マッチレス・アンプ 体験したい最高のギターアンプ MATCHLESS
MATCHLESSというアンプメーカーをご存知でしょうか。
ブティックアンプやハイエンドアンプなどと称されるアンプメーカーの中でもその代名詞と言えるアメリカのアンプメーカーです。
代表機種はDC-30という30WのモデルでVOX AC-30を範として設計されたようです。
もくじ
敢えてクリーン~クランチに特化
マーク・サンプソン氏が1989年に設立したメーカーですが、1989年頃といえばほとんどのギタリストがよりハイゲインを求め、それに応じるような形でアンプメーカー側もよりハイゲインなアンプを作っていった時代です。
そのような時代にあって敢えてクリーン~クランチに特化したアンプを作り、90年代にそれが市場に受け入れられていきました。
太くパンチのあるサウンド
クリーンサウンドはとても太くパンチのあり、それでいて透き通るような音で、オーバードライブはエッジのきいた歯切れの良い音が特徴でしょうか。
30Wとはいえ2発の12インチスピーカーからはかなりの爆音を出すことが出来ます。
2ch仕様で左チャンネルが1ボリュームのクリーン担当、右チャンネルがマスターボーリューム付きで歪み担当となっていますが左チャンネルのボリュームを上げていくととても気持ちの良い絶品のクランチサウンドが得られます。
ただし爆音になりすぎて使えるシチュエーションはそうそうないのが残念です。
変則的なスピーカー
そして右チャンネルのマスターボリュームはバイパスさせることが可能です。
スピーカーも特徴的です。
セレッションの12インチが2発なのですが25Wと30W(耐入力)という違うスピーカーを積んでいます。
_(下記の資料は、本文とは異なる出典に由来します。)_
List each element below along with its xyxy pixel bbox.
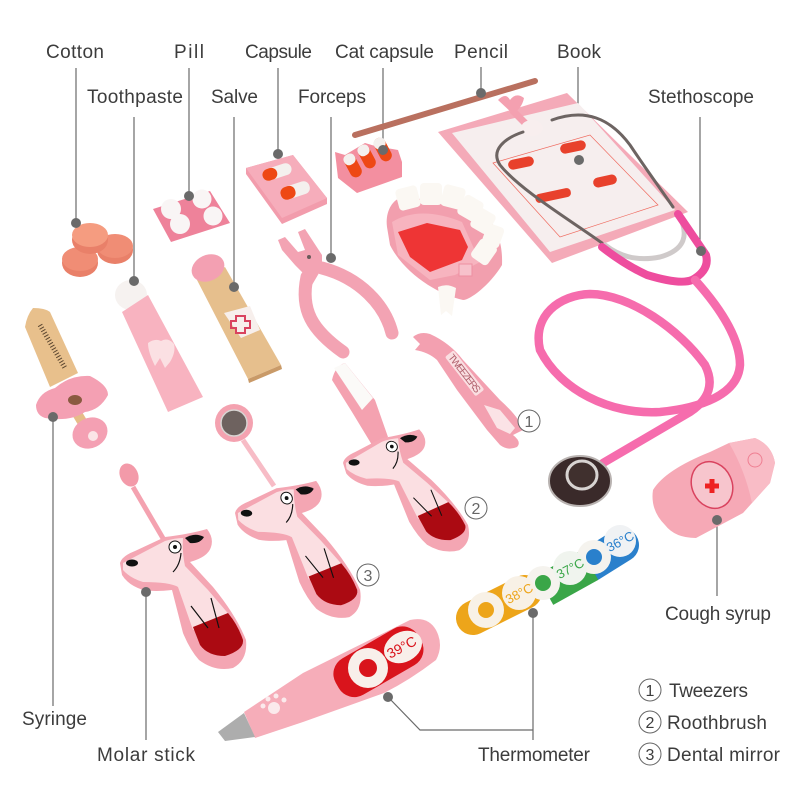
thermometer strip: 36°C (604, 528, 637, 555)
thermometer strip: 38°C (503, 580, 536, 607)
label 3 circle: 3 (364, 568, 373, 585)
forceps (278, 229, 392, 352)
syringe (25, 308, 113, 454)
label 1 circle (518, 410, 540, 432)
teeth model (387, 183, 505, 316)
label: Forceps: Forceps (298, 87, 366, 108)
thermometer: 39°C (384, 633, 419, 662)
legend: 1 (646, 683, 655, 700)
capsule (246, 155, 327, 224)
tweezers: TWEEZERS (445, 352, 483, 396)
label: Syringe: Syringe (22, 709, 87, 730)
label: Cough syrup: Cough syrup (665, 604, 771, 625)
label: Salve: Salve (211, 87, 258, 108)
label: Book: Book (557, 42, 602, 63)
label: Cotton: Cotton (46, 42, 104, 63)
legend: Tweezers (669, 681, 748, 702)
label: Capsule: Capsule (245, 42, 312, 63)
dots (48, 88, 722, 702)
legend: Roothbrush (667, 713, 767, 734)
label: Pill: Pill (174, 42, 204, 63)
thermometer strip: 37°C (554, 555, 587, 582)
stethoscope (497, 115, 740, 506)
label: Toothpaste: Toothpaste (87, 87, 183, 108)
tweezers (413, 333, 523, 449)
salve (187, 249, 282, 383)
thermometer strip (468, 525, 637, 628)
thermometer (218, 619, 440, 741)
leader lines (53, 67, 717, 740)
cat capsule (335, 136, 402, 193)
label 2 circle: 2 (472, 501, 481, 518)
dental mirror (215, 404, 362, 618)
pencil (355, 81, 535, 135)
label 1 circle: 1 (525, 414, 534, 431)
label 3 circle (357, 564, 379, 586)
label 2 circle (465, 497, 487, 519)
pill (153, 190, 230, 242)
molar stick (116, 460, 246, 669)
label: Thermometer: Thermometer (478, 745, 591, 766)
cotton (62, 223, 133, 277)
label: Cat capsule: Cat capsule (335, 42, 434, 63)
cough syrup (652, 438, 775, 538)
book clipboard (438, 93, 688, 263)
legend: Dental mirror (667, 745, 781, 766)
label: Pencil: Pencil (454, 42, 508, 63)
label: Molar stick: Molar stick (97, 745, 196, 766)
toothbrush (332, 363, 472, 556)
label: Stethoscope: Stethoscope (648, 87, 754, 108)
toothpaste (115, 280, 203, 412)
legend: 3 (646, 747, 655, 764)
legend (639, 679, 781, 766)
legend: 2 (646, 715, 655, 732)
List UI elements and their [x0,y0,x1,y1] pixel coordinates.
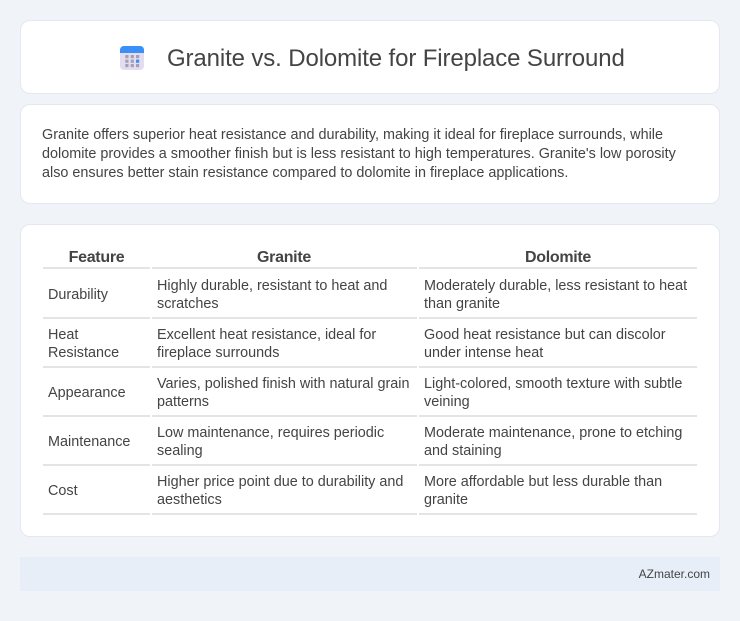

これらの点にMATCHLESSの拘りが見えるように思います。
MATCHLESSの魅力
そしてアンプ前面の「MATCHLESS」のロゴプレートは電源を入れると光ります。
それがまたかっこいいのです。
このアンプの音そして光るロゴマークに私は惚れこんでしまいました。
しかし価格が大きな壁となって立ちはだかります。
新品価格55万~。
9Wのミニアンプ
中古も考えましたが中古でも高い。
MATCHLESS社は96年に一度倒産しており数年後に復活。倒産前のいわゆるサンプソン期の物は新品の売価を上回ります。
しかも真空管アンプだけにコンディションも気になる、と購入に踏み出せない状態でした。
既にバンドで使う真空管アンプは既に持っていましたし。
そんな状態で悶々としていたときに、MATCHLESSから出力9Wのミニアンプが出るとの情報を得ました。
日本のみの販売で台数限定らしいとのことで早速いくつかの楽器店に電話で確認してみるも予約分のみ入荷で既に売切れあるいは1台も確保できなかったとの返答。
諦めていたらキャンセルが出たと連絡が入り、すぐさまその楽器店へ車を走らせ試奏させてもらって即購入し、無事家に連れ帰ってきたのであります。
それが私の愛すべきMATCHLESS 9 With Attitudeです。
高さ、横幅約30cm、奥行き約19cm、重さ約8kgの可愛いMATCHLESSです。
8インチスピーカーにコントロールはVOLUME,TREBLE,BASSそしてMASTERがあるので、クリーンからオーバードライブまで可能です。
もちろんDC-30には敵うはずもありませんがMATCHLESS「らしさ」は十分あります。
若干気になる点はボリュームを上げていくと比較的早い段階で歪み始めることでしょうか。
ローが出てこないのは8インチという小口径スピーカーゆえでしょう。
おおむね満足な出来の9WAであります。
良いものは良い
やはり良いアンプだとギターを弾くのが楽しいです。
練習も苦にならないと言いますか。
正確には苦になる部分はあるのですが。
というのもMATCHLESSに限らず、良いアンプはギターの音を素直に再生します。
良いギターであれば良い音がしょぼいギターであればしょぼい音がという風にです。
そしてギターだけでなく演奏者が上手ければ良い音を、演奏者が下手くそだと下手くそなのがわかってしまう音を出すのです。
MATCHLESSは特にそれが顕著なように思います。
特に右手(ピッキング)が鍛えられますよ。
MATCHLESSを見かけたら
楽器店で見かけたら是非試奏してみてください。
衝撃を受けるかもしれません。
そしてご自身の持つ使用機会の少ないギターやエフェクターを売って金策に奔走するかもしれません。
そんな魔力を持つMATCHLESSの話でした。
9 With Attitudeの後日談
9WA発売からしばらくしてほぼ同じ仕様のThe Little MonsterがMATCHLESSから日本限定でなく、そして台数も限定ではないレギュラーラインナップとして発売されました。
大きな違いはスピーカーの口径が8インチから12インチになったことです。
弾いてみて唖然。めちゃくちゃ良い音です。
やはりMATCHLESSに8インチのスピーカーは荷が重過ぎたかと思ったと同時に、スピーカーを12インチにするなら既にLightning112というDC-30に次ぐ名機があるじゃないかと思いながら楽器店を後にしました。